In a previous post we looked for example at the art of wrapping employed by Thomas De Falco and highlighted how the textile artist often starts his research by applying natural elements such as leaves on his notebooks and then embroidering his tapestries on top of these materials.
Some of the pieces in Sandra Burton's menswear S/S 18 collection for Alexander McQueen, showcased yesterday evening in the orangery at the Luxembourg gardens in Paris, seemed to move from the same principle behind De Falco's notebooks.
Apart from the trench and top coats, leather suits, broderie anglaise shirts and jumpers based on a Fair Isle sock pattern, the collection featured indeed a series of garments inspired by explorers and pioneers - such as a dramatic white leather cape and a few denim separates - with prints of leaves, orienteering maps and lines of poetry from Rudyard Kipling's The Explorer.
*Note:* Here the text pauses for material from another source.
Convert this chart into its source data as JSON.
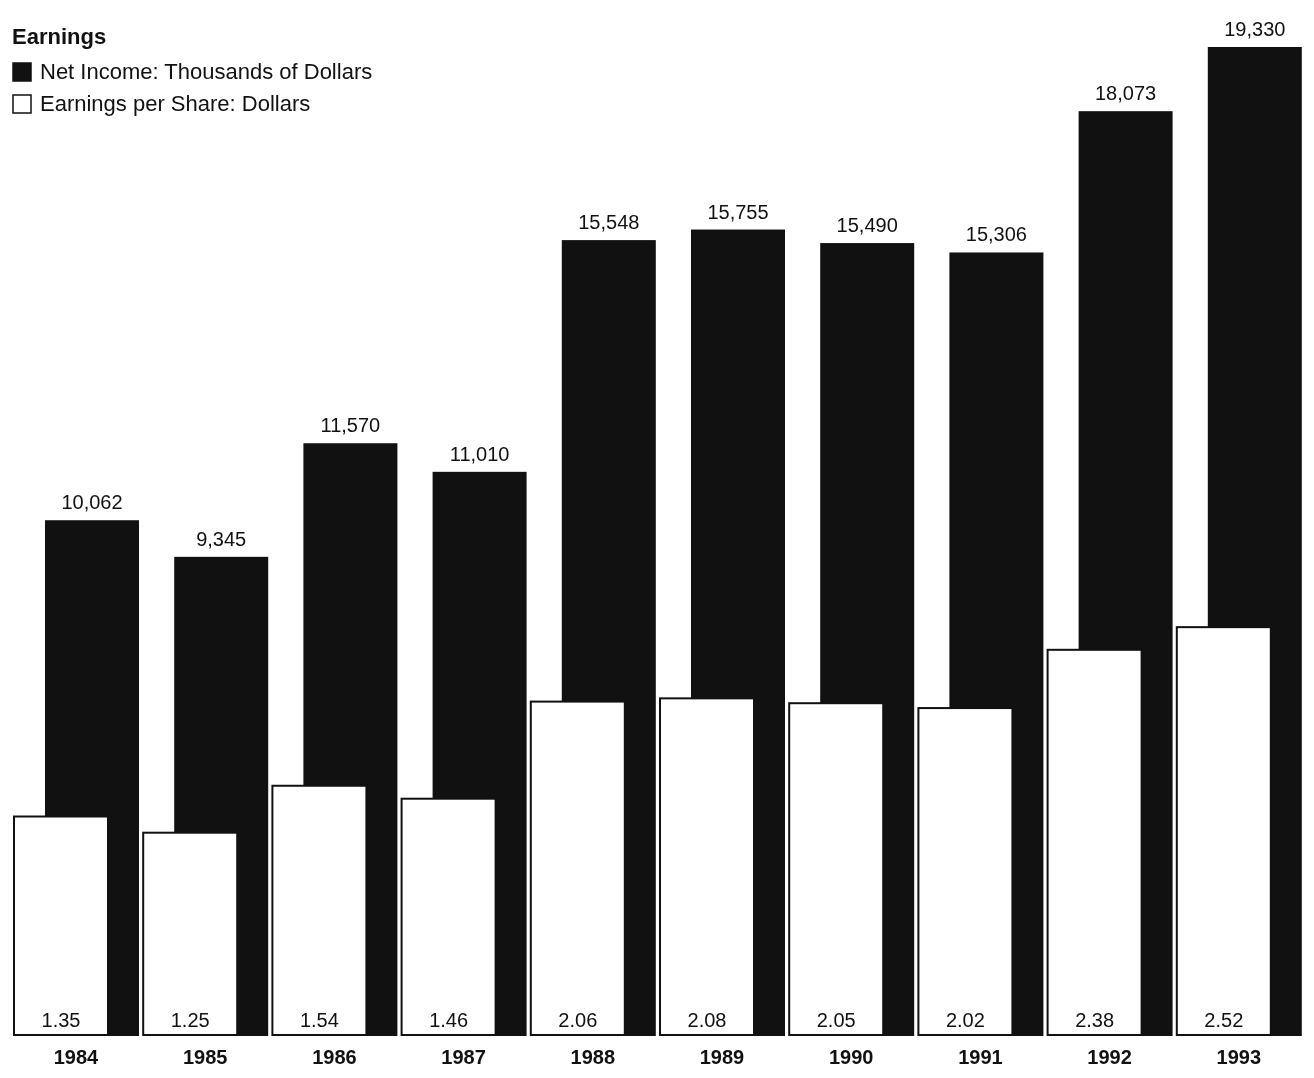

Long strands of red yarn seemed to sprout from the surface of these garments and they were left hanging, maybe symbolising blood rivulets, maybe hinting at the fil rouge that unites some of these designs to the womenswear S/S 17 and A/W 17 collections. While the former was indeed inspired by a trip to the Shetland Islands (an inspiration that was intergrated in this menswear collection as well), the latter featured quite a few pieces in which red thread was used as the main decorative element.
There was also another connection with the womenswear S/S 17 collection: a section of a Shetland carpet from that runway show was reversed (reversing things, Kawakubo docet, may be a trend for the S/S 18 season...) and tufted to decorate a jacket and a trench coat. Threads also returned in a multi-coloured coat and a black one, and in an ivory jacket: these pieces were indeed covered in a delicate silken fringe.
Nature reappeared in the two final pieces, with a crystal tree of life embroidered onto a jacket and topcoat, black threads hanging from the garments to symbolise the tree roots and create movement. These threads hanging loose from quite a few of these designs remain the most interesting inspiration for Burton's latest men and women's wear collections for McQueen, they indeed point at a make-do-and-mend ethos and call to mind the beauty of the non-finito – the unfinished look.